I wake up each day torn between a desire to save the world and a desire to savor the world. It makes it hard to plan my day.

:: E. B. White

Sanders Ranch: A New Town Shot Down

Dramatically escalating land values make every Rocky Mountain resort town a prime target for real estate developers. In 2000, an out of state developer proposed a new town on 280 acres of classic Colorado ranchland dominated by views of 12,953-foot Mount Sopris and almost exactly halfway between the communities of Glenwood Springs and Carbondale. Public Counsel organized testimony by land use experts and attorneys which — along with massive public protest — defeated the proposal.

© Jonathan Kloberdanz

In 2000, developer George Hanlon proposed a new town on 280 acre of classic Colorado ranchland, dominated by views of 12,953-foot Mount Sopris and almost exactly halfway between the communities of Glenwood Springs and Carbondale. Sanders Ranch would become home to 561 new residences, a community center, 300,000 square feet of retail, and the first freeway-style overpass on Highway 82 as it heads toward Aspen and Independence Pass.

The proposal already had preliminary plan approval in 1998 on a 4 to 3 vote from the Garfield County Planning & Zonging Commission. But as the day for final County approval or denial approached, opposition grew like a range fire from neighborhood, environmental and community groups.
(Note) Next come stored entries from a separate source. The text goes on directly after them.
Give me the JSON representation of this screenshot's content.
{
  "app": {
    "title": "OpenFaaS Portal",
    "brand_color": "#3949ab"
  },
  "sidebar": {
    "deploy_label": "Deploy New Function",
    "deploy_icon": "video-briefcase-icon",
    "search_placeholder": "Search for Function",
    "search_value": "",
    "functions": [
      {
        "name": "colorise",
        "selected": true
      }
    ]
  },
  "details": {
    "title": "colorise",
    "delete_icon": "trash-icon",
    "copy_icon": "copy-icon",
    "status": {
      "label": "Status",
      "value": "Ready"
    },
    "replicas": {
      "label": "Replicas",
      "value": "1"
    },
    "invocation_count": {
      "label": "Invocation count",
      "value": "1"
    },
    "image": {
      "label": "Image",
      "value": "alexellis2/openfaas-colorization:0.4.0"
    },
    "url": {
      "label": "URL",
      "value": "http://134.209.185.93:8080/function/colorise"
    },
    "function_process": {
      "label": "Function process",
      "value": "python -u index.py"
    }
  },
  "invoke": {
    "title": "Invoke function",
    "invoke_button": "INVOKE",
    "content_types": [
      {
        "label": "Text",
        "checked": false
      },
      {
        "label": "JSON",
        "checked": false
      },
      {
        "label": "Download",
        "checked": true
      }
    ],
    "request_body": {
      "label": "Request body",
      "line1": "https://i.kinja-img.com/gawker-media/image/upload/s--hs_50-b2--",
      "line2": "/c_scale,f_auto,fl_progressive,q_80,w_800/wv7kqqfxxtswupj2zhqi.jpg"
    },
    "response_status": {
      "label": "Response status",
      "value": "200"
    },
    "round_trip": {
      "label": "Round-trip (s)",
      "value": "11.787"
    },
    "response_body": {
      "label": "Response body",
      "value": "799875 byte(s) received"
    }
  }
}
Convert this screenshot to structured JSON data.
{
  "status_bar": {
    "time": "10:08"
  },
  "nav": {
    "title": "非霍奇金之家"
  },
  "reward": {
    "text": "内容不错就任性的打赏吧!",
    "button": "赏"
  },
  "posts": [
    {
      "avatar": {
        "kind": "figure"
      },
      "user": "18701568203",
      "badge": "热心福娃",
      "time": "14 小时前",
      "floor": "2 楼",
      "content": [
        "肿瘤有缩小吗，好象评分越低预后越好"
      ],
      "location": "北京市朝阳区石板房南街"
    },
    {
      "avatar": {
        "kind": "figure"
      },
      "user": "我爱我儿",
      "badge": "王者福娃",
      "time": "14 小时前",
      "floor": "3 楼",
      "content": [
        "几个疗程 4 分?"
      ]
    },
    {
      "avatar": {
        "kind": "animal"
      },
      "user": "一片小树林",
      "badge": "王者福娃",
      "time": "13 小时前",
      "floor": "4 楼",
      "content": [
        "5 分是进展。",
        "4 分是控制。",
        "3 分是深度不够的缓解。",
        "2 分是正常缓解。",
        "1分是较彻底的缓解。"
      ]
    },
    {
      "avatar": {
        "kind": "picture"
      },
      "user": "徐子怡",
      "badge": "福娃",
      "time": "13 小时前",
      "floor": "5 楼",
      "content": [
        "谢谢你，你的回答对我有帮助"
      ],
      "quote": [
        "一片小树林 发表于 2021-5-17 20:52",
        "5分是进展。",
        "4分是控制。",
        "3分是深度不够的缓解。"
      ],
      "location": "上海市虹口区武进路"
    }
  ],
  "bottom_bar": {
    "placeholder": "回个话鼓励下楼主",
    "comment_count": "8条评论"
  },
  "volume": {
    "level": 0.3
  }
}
The Town Councils of Glenwood and Carbondale weighed in against such sprawl as did scores of professionals, business leaders, and other ranchers.

Contacted on short notice by Roaring Crystal Alliance leaders, Public Counsel was asked to provide critical legal analysis of the voluminous PUD proposal and to insure that a strong record was made at the BOCC public hearing which would support denial should the developer file suit. Public Counsel recruited and hired nationally prominent land use attorney Gerald Dahl, then a partner at the Denver law firm of Gorsuch Kirgis, who mobilized quickly since the assignment required ’round-the-clock work.

At the BOCC public hearing, Mr. Dahl’s presentation was flawless, and following 14 hours of testimony, the Board unanimously denied PUD approval to Sanders Ranch. The Board heard testimony from 155 of the over 500 folk who attended the session. And 212 letters, emails and transcribed phone calls were entered as citizens’ exhibits opposing the project. In the end, the PUD was determined not to conform with the Garfield County Comprehensive Plan and judged to have disastrous impacts on the surrounding rural area. Because the record supporting denial was so strong, no suit against the County ever materialized.

Public Counsel acknowledges that funding for this project has been generously provided by hundreds of Roaring Fork Valley citizens and contributors.